Among other things, these mechanisms let the simulator know when
the SimH core code wants to take over.

I've been working on a simulator on and off since 2008.  It's only
partially complete.  I have a longer description of the interaction
between SimH and simulator code on my project wiki at:
https://github.com/MichaelMondy/multics-emul/wiki/FirstSeconds.
The documentation at trailing-edge goes into even more detail.

Adding concurrency seems feasible.   I could see a control console
thread that monitored for user input.  When the user wanted to perform
any action, the control thread could use the sim_interval global to
cause the hardware simulator to pause for a tiny fraction of a second
and drop back to the main() SimH code so that SimH could perform the
requested action.

In this way, the action occurs between two simulated instructions and
with the simulator in a stable state.  From the simulator's point of
view, it's no different than what happens today.  It's not running in
parallel completely independently, but for most actions, it would
probably be less than a microsecond of interruption.  Note that we
usually need some sort of synchronization/rendezvous point around
so-called "critical" sections of code in most parallel projects anyway.
In my simulator, I have a few hidden variable and data structures
that aren't visible to SimH.  I marshal them to/from the SimH
visible variables when entering/leaving sim_instr().  If the SimH
control console ran in parallel (without the rendezvous described
above), this approach would not work.

Similar approaches for parallel control might make sense for a GUI.

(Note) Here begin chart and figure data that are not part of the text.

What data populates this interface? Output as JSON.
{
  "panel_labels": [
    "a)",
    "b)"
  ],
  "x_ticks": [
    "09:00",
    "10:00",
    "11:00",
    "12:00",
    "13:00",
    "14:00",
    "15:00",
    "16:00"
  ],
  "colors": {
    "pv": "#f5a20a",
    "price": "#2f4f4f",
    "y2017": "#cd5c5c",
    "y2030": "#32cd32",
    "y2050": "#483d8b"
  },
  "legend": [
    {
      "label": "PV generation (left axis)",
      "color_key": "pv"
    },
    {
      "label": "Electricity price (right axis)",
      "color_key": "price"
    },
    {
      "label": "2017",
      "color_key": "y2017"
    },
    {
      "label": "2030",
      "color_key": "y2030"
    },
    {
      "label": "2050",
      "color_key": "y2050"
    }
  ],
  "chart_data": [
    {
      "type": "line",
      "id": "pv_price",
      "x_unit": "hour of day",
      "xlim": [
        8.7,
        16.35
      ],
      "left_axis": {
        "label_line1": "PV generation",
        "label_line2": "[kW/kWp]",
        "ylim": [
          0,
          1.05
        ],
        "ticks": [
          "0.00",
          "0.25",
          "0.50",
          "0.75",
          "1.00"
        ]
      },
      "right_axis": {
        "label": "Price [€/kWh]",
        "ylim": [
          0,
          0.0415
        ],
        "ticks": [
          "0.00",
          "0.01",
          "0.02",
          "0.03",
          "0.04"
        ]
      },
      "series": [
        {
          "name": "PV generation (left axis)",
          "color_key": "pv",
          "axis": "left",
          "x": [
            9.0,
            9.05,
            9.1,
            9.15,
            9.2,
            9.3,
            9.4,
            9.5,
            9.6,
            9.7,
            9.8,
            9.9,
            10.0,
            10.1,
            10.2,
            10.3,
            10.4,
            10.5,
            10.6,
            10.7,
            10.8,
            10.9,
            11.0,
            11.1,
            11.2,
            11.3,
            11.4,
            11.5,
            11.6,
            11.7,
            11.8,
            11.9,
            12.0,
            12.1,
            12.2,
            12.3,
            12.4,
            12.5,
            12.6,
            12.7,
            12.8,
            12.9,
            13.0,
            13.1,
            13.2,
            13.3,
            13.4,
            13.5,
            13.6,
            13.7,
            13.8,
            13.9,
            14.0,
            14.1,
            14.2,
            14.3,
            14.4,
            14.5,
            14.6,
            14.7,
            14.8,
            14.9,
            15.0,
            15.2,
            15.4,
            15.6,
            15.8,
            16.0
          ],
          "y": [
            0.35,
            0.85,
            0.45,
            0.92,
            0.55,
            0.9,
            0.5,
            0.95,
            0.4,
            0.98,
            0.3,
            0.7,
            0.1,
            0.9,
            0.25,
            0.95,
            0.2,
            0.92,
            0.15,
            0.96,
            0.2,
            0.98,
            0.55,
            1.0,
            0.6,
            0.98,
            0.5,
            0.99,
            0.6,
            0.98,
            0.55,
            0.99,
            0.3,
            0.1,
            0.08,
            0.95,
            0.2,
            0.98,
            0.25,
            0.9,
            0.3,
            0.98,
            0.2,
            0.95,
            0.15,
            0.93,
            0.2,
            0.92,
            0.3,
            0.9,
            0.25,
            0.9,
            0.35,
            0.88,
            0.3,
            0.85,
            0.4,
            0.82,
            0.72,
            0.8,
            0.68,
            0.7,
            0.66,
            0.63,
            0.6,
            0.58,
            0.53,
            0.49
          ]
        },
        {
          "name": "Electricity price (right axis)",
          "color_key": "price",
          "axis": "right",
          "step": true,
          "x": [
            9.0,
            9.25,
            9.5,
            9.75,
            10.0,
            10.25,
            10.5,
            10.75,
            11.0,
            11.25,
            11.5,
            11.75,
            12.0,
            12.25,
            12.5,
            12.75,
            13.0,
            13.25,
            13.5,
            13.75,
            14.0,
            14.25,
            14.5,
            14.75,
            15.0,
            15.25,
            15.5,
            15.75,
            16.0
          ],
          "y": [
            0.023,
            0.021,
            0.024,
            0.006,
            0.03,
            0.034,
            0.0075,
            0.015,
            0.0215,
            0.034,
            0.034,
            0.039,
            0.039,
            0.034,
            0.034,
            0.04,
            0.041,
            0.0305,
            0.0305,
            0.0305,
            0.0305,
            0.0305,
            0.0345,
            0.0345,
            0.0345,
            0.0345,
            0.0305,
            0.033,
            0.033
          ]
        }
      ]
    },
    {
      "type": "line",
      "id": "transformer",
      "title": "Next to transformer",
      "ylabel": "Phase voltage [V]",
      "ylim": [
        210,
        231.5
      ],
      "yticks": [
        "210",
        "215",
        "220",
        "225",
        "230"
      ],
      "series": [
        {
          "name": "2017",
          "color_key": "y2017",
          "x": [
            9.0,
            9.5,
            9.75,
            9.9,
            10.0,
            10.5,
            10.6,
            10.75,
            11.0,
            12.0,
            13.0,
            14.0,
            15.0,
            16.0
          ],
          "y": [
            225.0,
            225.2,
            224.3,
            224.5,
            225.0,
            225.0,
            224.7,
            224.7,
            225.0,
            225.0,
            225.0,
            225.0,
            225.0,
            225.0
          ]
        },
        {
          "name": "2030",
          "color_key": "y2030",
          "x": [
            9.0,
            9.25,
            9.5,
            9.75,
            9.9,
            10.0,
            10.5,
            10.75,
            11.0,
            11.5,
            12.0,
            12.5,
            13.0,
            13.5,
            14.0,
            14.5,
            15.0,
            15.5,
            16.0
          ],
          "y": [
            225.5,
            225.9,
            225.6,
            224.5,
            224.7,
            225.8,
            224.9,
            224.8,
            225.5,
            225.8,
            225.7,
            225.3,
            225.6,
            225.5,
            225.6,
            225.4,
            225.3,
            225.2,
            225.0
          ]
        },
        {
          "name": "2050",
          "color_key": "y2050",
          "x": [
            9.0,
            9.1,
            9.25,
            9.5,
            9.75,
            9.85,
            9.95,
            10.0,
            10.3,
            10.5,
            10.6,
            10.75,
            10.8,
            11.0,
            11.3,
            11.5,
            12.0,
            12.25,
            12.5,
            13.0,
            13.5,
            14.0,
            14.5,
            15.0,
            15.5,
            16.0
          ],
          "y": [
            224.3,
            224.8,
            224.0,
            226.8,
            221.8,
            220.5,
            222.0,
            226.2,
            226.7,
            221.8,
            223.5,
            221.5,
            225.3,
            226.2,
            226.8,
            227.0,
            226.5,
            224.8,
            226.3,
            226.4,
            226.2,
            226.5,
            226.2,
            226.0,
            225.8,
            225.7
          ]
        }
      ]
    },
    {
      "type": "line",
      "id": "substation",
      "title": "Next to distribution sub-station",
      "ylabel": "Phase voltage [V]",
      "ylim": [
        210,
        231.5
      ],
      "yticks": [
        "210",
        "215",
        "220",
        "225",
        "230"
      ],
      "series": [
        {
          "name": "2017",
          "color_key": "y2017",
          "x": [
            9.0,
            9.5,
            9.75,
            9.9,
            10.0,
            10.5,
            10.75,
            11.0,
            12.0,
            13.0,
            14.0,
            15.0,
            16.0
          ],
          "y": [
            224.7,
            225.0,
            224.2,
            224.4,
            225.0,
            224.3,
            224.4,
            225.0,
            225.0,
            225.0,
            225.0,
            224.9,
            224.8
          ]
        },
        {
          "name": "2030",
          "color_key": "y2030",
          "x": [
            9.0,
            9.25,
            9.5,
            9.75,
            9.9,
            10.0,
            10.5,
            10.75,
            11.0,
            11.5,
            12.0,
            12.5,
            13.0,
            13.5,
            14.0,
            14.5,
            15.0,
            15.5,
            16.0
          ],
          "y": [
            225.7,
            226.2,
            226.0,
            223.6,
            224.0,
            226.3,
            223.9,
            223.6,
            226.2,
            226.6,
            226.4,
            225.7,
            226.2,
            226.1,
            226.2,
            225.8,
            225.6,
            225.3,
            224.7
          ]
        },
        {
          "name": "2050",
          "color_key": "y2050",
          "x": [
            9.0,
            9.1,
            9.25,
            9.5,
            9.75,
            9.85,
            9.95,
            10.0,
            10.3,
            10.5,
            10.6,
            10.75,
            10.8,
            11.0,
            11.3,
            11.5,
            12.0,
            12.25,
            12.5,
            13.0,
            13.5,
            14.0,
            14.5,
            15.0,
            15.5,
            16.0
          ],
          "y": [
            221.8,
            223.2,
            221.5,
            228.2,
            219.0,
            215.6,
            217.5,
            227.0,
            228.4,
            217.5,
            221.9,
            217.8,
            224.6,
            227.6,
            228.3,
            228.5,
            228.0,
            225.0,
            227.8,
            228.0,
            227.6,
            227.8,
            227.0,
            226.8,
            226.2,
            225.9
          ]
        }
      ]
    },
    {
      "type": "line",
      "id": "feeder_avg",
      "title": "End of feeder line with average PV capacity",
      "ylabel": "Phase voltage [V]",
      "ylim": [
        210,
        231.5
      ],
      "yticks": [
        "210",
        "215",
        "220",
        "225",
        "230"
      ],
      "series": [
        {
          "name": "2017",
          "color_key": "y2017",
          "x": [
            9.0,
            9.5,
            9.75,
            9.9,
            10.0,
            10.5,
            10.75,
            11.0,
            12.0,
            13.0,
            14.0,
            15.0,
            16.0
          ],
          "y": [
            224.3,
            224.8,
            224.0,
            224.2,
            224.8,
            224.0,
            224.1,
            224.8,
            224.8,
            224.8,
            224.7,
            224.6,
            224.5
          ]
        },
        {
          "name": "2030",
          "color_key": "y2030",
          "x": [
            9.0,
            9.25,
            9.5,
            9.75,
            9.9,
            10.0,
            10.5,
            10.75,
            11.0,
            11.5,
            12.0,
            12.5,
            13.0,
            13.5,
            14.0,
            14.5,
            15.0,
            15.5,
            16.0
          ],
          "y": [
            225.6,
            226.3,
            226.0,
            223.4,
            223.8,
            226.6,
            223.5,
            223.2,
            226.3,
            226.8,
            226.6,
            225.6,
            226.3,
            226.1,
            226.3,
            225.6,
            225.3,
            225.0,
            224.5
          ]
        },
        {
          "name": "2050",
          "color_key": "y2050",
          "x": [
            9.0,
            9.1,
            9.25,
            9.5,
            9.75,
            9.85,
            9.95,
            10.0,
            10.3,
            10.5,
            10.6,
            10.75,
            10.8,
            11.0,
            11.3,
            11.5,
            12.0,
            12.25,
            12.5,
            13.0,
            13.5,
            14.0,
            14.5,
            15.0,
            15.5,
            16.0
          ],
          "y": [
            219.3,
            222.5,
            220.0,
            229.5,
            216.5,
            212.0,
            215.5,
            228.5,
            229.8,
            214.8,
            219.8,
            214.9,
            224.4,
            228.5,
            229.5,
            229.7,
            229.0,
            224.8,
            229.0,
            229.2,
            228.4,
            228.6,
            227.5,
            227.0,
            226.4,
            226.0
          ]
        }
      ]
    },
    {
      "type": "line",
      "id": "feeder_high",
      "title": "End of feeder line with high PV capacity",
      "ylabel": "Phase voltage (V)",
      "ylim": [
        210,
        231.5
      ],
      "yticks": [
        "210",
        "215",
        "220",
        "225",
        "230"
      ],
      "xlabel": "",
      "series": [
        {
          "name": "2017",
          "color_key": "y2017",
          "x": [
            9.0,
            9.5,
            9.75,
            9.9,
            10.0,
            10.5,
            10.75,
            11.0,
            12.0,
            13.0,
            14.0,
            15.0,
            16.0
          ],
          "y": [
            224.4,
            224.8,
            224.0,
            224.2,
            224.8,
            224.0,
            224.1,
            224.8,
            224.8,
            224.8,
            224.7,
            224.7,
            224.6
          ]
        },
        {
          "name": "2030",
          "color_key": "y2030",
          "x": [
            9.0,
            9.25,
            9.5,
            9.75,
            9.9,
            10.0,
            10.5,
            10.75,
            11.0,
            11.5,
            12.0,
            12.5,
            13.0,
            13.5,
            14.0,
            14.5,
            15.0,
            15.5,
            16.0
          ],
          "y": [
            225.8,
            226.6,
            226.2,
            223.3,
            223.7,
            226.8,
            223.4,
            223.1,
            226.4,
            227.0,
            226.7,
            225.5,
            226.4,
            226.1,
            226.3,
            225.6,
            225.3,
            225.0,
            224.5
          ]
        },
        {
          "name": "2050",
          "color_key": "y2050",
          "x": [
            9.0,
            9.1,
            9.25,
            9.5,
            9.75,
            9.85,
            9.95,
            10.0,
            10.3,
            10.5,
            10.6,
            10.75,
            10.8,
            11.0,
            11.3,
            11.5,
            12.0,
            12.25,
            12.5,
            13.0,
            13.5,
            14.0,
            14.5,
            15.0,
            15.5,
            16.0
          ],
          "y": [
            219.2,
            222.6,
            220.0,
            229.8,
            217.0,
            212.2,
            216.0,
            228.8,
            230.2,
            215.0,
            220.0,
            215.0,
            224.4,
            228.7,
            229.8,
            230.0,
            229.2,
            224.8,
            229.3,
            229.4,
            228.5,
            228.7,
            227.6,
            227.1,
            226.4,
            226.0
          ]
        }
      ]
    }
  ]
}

All that said, as noted in section 3.8 of the User Guide, typing
an interrupt character (^E) on the control console should cause
the simulator to gracefully drop back to the SimH command prompt.
Also, I think that on UNIX-like OSes, SimH allows a terminate signal
to cause SimH to drop back to the control console.

Thus, I don't see an urgent need for another mechanism to regain
control.  And, if simulators are allowed any private state, a parallel
control mechanism would have to pause/unpause the simulator anyway.